S.Rajam’s (Music Appreciation notes)

Wednesday, 30 January 2019

ANTARIKSHA SANCHAR

Blending tradition and technology
NEHA KIRPAL
A scene from Antariksha Sanchar
Antariksha Sanchar—a transmedia dance opera, staged recently in Delhi and Mumbai, brought together Bharatanatyam and an upcoming adventure video game named Antariksha Sanchar: Transmissions in Space. A collaboration between artist Avinash Kumar (Thiruda) and Bharatanatyam dancer Jayalakshmi Eshwar, Antariksha Sanchar was based on a fictitious story about Srinivasa Ramanujan’s dream that leads him to build a vimana (interplanetary vehicle) to travel to the cosmos.
Presented by Red Bull Music, the project with hyperglobal progressive ideas, had its inception in an hour-long performance of Jayalakshmi on Indian mythology—depicting  birds, flights and vimanas way back in 2010 and a videogame inspired by the cultural richness of south India that Thiruda has been working on for six years now. An eclectic fusion of Carnatic music, Indian classical dance and video games, the protagonist of the story is Srinivasa Ramanujan, who expounded some of the world’s most important mathematical ideas. Jayalakshmi Eshwar played Sita, Ramanujan’s mother and S. Sushmita played Ramanujan. 

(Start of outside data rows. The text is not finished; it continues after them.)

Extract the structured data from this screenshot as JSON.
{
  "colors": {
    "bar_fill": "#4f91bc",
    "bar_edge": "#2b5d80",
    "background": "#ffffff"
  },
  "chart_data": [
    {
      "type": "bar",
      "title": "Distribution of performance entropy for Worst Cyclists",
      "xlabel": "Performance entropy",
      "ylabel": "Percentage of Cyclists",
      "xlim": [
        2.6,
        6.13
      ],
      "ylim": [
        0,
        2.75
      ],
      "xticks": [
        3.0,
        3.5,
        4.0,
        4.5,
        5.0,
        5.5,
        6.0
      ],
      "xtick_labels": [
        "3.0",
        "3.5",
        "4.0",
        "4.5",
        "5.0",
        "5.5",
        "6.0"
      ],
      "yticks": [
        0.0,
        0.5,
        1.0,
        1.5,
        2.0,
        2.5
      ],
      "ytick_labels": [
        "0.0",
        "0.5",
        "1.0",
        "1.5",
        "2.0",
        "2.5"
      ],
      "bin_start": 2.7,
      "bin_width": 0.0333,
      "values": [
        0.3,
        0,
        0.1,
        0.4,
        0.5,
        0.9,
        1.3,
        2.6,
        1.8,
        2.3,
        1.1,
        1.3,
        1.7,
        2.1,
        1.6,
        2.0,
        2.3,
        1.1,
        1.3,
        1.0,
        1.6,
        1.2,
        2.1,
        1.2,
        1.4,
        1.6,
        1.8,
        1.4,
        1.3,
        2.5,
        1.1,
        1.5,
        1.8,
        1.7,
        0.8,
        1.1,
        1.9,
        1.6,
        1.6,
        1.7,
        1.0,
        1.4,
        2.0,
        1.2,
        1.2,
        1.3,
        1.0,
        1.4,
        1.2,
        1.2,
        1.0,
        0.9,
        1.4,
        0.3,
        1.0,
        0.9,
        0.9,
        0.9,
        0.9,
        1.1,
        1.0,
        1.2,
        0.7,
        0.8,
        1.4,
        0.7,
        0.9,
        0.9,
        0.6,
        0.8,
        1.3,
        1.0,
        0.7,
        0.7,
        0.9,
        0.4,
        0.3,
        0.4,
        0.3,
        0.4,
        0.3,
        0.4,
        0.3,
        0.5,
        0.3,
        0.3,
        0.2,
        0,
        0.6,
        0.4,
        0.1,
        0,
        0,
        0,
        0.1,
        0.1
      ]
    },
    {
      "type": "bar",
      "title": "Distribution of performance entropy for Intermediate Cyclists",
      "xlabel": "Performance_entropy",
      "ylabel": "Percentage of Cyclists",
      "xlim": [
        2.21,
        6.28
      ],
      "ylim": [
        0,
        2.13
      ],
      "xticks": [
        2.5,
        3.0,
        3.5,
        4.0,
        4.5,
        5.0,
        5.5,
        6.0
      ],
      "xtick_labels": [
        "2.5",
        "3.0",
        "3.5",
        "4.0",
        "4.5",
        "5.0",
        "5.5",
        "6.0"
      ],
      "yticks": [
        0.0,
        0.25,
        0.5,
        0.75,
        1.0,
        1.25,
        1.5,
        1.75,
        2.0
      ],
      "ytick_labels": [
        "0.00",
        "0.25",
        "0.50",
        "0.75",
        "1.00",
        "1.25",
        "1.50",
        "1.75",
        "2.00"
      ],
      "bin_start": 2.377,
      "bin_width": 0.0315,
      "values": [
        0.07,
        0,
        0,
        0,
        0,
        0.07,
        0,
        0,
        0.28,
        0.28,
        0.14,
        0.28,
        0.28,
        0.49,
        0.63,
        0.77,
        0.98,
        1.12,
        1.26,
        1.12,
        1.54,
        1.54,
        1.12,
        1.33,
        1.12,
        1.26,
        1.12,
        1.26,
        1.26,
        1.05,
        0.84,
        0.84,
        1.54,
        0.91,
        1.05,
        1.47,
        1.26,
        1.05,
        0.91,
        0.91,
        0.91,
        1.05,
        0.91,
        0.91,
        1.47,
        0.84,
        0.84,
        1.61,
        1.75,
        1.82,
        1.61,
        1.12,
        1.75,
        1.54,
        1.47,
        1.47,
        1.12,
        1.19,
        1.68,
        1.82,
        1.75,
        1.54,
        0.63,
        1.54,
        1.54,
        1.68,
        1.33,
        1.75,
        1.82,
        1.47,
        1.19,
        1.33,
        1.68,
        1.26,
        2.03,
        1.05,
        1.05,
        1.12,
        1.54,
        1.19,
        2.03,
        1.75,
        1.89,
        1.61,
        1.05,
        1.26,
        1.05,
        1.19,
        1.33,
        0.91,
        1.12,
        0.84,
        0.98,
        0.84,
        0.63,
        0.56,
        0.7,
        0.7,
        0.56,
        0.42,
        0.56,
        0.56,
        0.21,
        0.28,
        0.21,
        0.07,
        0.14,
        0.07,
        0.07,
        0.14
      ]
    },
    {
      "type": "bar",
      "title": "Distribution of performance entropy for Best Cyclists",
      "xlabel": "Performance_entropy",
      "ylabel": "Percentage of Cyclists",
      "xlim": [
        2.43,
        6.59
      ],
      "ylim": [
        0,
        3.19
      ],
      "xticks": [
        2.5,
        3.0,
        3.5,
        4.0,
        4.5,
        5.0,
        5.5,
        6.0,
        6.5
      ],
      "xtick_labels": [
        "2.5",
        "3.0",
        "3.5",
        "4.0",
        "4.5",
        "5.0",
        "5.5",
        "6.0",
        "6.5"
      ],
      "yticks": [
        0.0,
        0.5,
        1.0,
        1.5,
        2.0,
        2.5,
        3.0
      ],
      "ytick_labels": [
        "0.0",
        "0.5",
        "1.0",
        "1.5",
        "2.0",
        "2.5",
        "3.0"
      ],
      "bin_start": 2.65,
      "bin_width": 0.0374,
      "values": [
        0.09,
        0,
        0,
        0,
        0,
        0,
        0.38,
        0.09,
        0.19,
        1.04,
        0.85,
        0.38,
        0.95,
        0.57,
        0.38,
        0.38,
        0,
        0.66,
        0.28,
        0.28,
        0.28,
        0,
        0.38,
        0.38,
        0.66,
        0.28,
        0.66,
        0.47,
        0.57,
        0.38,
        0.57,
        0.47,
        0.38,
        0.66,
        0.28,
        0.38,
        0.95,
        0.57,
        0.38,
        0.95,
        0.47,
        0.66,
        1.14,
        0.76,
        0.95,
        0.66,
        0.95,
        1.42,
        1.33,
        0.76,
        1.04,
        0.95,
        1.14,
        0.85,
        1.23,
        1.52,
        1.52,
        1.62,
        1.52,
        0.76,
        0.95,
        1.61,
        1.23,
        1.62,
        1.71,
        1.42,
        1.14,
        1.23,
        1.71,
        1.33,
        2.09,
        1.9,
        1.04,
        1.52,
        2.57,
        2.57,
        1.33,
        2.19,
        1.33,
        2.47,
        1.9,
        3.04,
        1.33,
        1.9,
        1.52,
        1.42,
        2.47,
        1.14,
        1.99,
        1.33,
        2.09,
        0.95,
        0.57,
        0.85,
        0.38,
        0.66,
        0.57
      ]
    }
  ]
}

The music was set by Hyderabad-based Murthovic, a DJ and electronic music producer from Red Bull Music with two decades of experience in the field. The rest of the music ensemble consisted of Raghuram Hari (mridangam), Shri (vocals), Abhijit Gurjale (violin), Hitesh Kumar (drums) and Yanni (piano).

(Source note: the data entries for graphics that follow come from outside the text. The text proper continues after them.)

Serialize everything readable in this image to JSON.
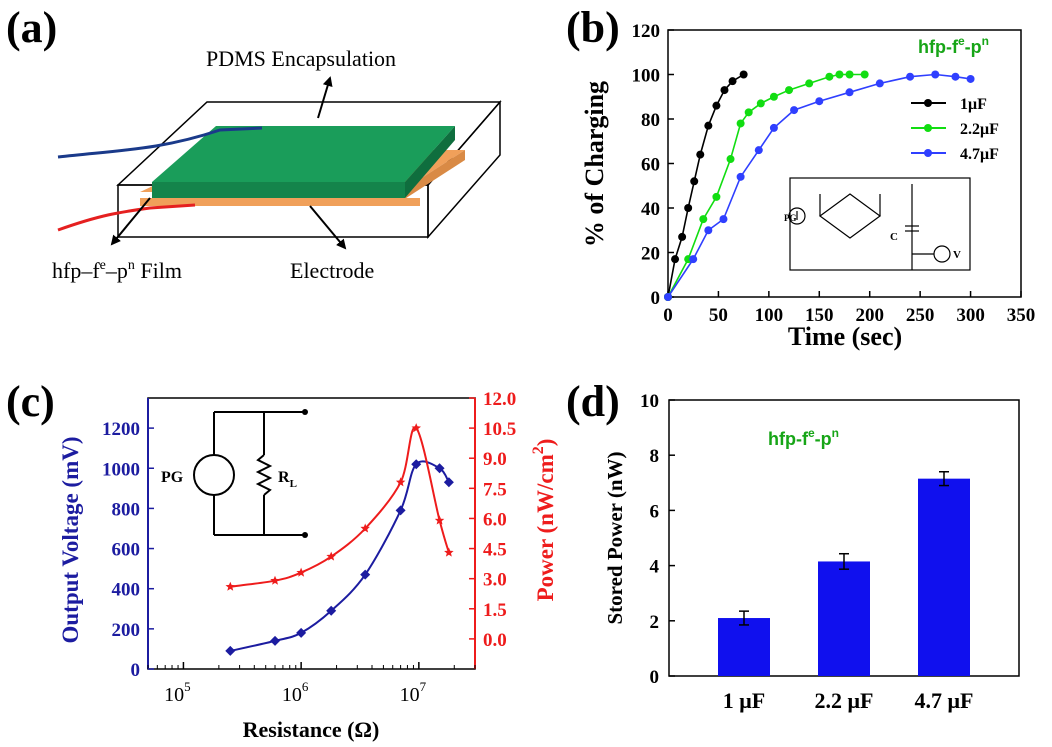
{
  "panels": {
    "a": {
      "label": "(a)",
      "callouts": {
        "encapsulation": "PDMS Encapsulation",
        "film": "hfp–f",
        "film_sup1": "e",
        "film_mid": "–p",
        "film_sup2": "n",
        "film_end": " Film",
        "electrode": "Electrode"
      },
      "colors": {
        "film": "#1a9d5a",
        "electrode": "#f0a05a",
        "wire_blue": "#1a3a8a",
        "wire_red": "#e52020"
      }
    },
    "b": {
      "label": "(b)"
    },
    "c": {
      "label": "(c)"
    },
    "d": {
      "label": "(d)"
    }
  },
  "chart_data": [
    {
      "id": "b",
      "type": "line",
      "title": "",
      "annotation": {
        "base": "hfp-f",
        "sup1": "e",
        "mid": "-p",
        "sup2": "n"
      },
      "xlabel": "Time (sec)",
      "ylabel": "% of Charging",
      "xlim": [
        0,
        350
      ],
      "ylim": [
        0,
        120
      ],
      "xticks": [
        0,
        50,
        100,
        150,
        200,
        250,
        300,
        350
      ],
      "yticks": [
        0,
        20,
        40,
        60,
        80,
        100,
        120
      ],
      "legend_position": "right",
      "inset_labels": {
        "pg": "PG",
        "c": "C",
        "v": "V"
      },
      "series": [
        {
          "name": "1μF",
          "color": "#000000",
          "x": [
            0,
            7,
            14,
            20,
            26,
            32,
            40,
            48,
            56,
            64,
            75
          ],
          "y": [
            0,
            17,
            27,
            40,
            52,
            64,
            77,
            86,
            93,
            97,
            100
          ]
        },
        {
          "name": "2.2μF",
          "color": "#11dd11",
          "x": [
            0,
            20,
            35,
            48,
            62,
            72,
            80,
            92,
            105,
            120,
            140,
            160,
            170,
            180,
            195
          ],
          "y": [
            0,
            17,
            35,
            45,
            62,
            78,
            83,
            87,
            90,
            93,
            96,
            99,
            100,
            100,
            100
          ]
        },
        {
          "name": "4.7μF",
          "color": "#2f3fff",
          "x": [
            0,
            25,
            40,
            55,
            72,
            90,
            105,
            125,
            150,
            180,
            210,
            240,
            265,
            285,
            300
          ],
          "y": [
            0,
            17,
            30,
            35,
            54,
            66,
            76,
            84,
            88,
            92,
            96,
            99,
            100,
            99,
            98
          ]
        }
      ]
    },
    {
      "id": "c",
      "type": "scatter",
      "xlabel": "Resistance (Ω)",
      "ylabel": "Output Voltage (mV)",
      "y2label": "Power (nW/cm",
      "y2label_sup": "2",
      "y2label_end": ")",
      "xscale": "log",
      "xlim": [
        50000,
        30000000
      ],
      "ylim": [
        0,
        1350
      ],
      "y2lim": [
        -1.5,
        12.0
      ],
      "xticks": [
        {
          "value": 100000,
          "base": "10",
          "exp": "5"
        },
        {
          "value": 1000000,
          "base": "10",
          "exp": "6"
        },
        {
          "value": 10000000,
          "base": "10",
          "exp": "7"
        }
      ],
      "yticks": [
        0,
        200,
        400,
        600,
        800,
        1000,
        1200
      ],
      "y2ticks": [
        "0.0",
        "1.5",
        "3.0",
        "4.5",
        "6.0",
        "7.5",
        "9.0",
        "10.5",
        "12.0"
      ],
      "inset_labels": {
        "pg": "PG",
        "rl": "R",
        "rl_sub": "L"
      },
      "series": [
        {
          "name": "Output Voltage",
          "axis": "left",
          "color": "#1c1ca0",
          "marker": "diamond",
          "x": [
            250000,
            600000,
            1000000,
            1800000,
            3500000,
            7000000,
            9500000,
            15000000,
            18000000
          ],
          "y": [
            90,
            140,
            180,
            290,
            470,
            790,
            1020,
            1000,
            930
          ]
        },
        {
          "name": "Power",
          "axis": "right",
          "color": "#ee1c1c",
          "marker": "star",
          "x": [
            250000,
            600000,
            1000000,
            1800000,
            3500000,
            7000000,
            9500000,
            15000000,
            18000000
          ],
          "y": [
            2.6,
            2.9,
            3.3,
            4.1,
            5.5,
            7.8,
            10.5,
            5.9,
            4.3
          ]
        }
      ]
    },
    {
      "id": "d",
      "type": "bar",
      "annotation": {
        "base": "hfp-f",
        "sup1": "e",
        "mid": "-p",
        "sup2": "n"
      },
      "xlabel": "",
      "ylabel": "Stored Power (nW)",
      "ylim": [
        0,
        10
      ],
      "yticks": [
        0,
        2,
        4,
        6,
        8,
        10
      ],
      "categories": [
        "1 μF",
        "2.2 μF",
        "4.7 μF"
      ],
      "values": [
        2.1,
        4.15,
        7.15
      ],
      "errors": [
        0.25,
        0.28,
        0.25
      ],
      "color": "#1010ee"
    }
  ]
}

Divided into five segments, act one began with an elegant salute to Lord Ganesa who resides in the wish-fulfilling Kalpavriksha; this was accompanied by animated visuals and psychedelic tunes denoting Ramanujan’s mind.
A man from the future enters an old palace where he finds an ancient book. The scene shifts to 1913 to the beautiful temple town of Madurai where people are celebrating the annual Navagraha festival hailing the nine planets of the solar system. A troupe of five dancers perform  in apt synchronisation against the backdrop of digitised images of Madurai’s landscape—its trees, water bodies, fields, city landmarks and temples highlighting the city’s colours, carvings and paintings. The images are interspersed with dialogue, dance, visuals, music and expressions that carry the story forward. A saint appears in Ramanujan’s dream and tells him that he is to embark on a cosmic voyage in a vimana. His mission would be to align the nine cosmic planets.
In The Myth (act two) Sita tells her son stories of space travel mentioned in ancient Indian texts like  the Vaimanika Sastra, a Sanskrit text on aerospace technology that describes vimanas as  advanced aerodynamic flying vehicles. She also narrates Lord Hanuman’s supernatural flying abilities.
Act three provides the audience a visual treat of the flight dance. Sita tells her son about a mystical place called the Vimana temple which abounds in sculptures. The dancers depict the sculptures through movements and poses, such as the fluttering of feathers and the peacock vimana.
In act four, The Contraption—Ramanujan’s magical vehicle is created with the help of the two engines of fire and water—philosophically the two elements that help to balance body, mind and soul. The dancers perform the Suryanamaskara—to depict fire as a source of energy  to initialise the vimana. Water, which equates calmness and reflection, is used as a metaphor for peaceful meditative cooling through unwavering focus and centering. The harmony of fire and water leads to the creation of the vimana. A trance-like dance sequence for an EDM in fast tempo is accompanied by kaleidoscopic images in the background. The use of the corresponding red and blue lights accompanied by rhythmic dance movements and foot-tapping musical beats in this sequence is spectacular.
The final act, called The Pilgrimage, shows the vehicle taking off into outer space—through the sky embellished with millions of stars and fabled creatures, such as dinosaurs, aliens, gods and goddesses—and finally landing back on earth. The enthusiastic dance ensemble comprising the entire troupe and the use of vibrant colours had the audience applauding Ramanujan’s victory.
Antariksha Sanchar, which plans to tour south India this year, is a family entertainer—an amalgam of history, science, mythology, fantasy, dance, music, art and theatre. An original idea, it has made a unique attempt to communicate stories of the past to the next generation through technology. It is also a tribute to the city of Madurai—its history and heritage; legends and landscape. It endeavours to convey the message that each individual has to discover his or her own ‘vimana’ to find satisfaction and a sense of fulfilment in life.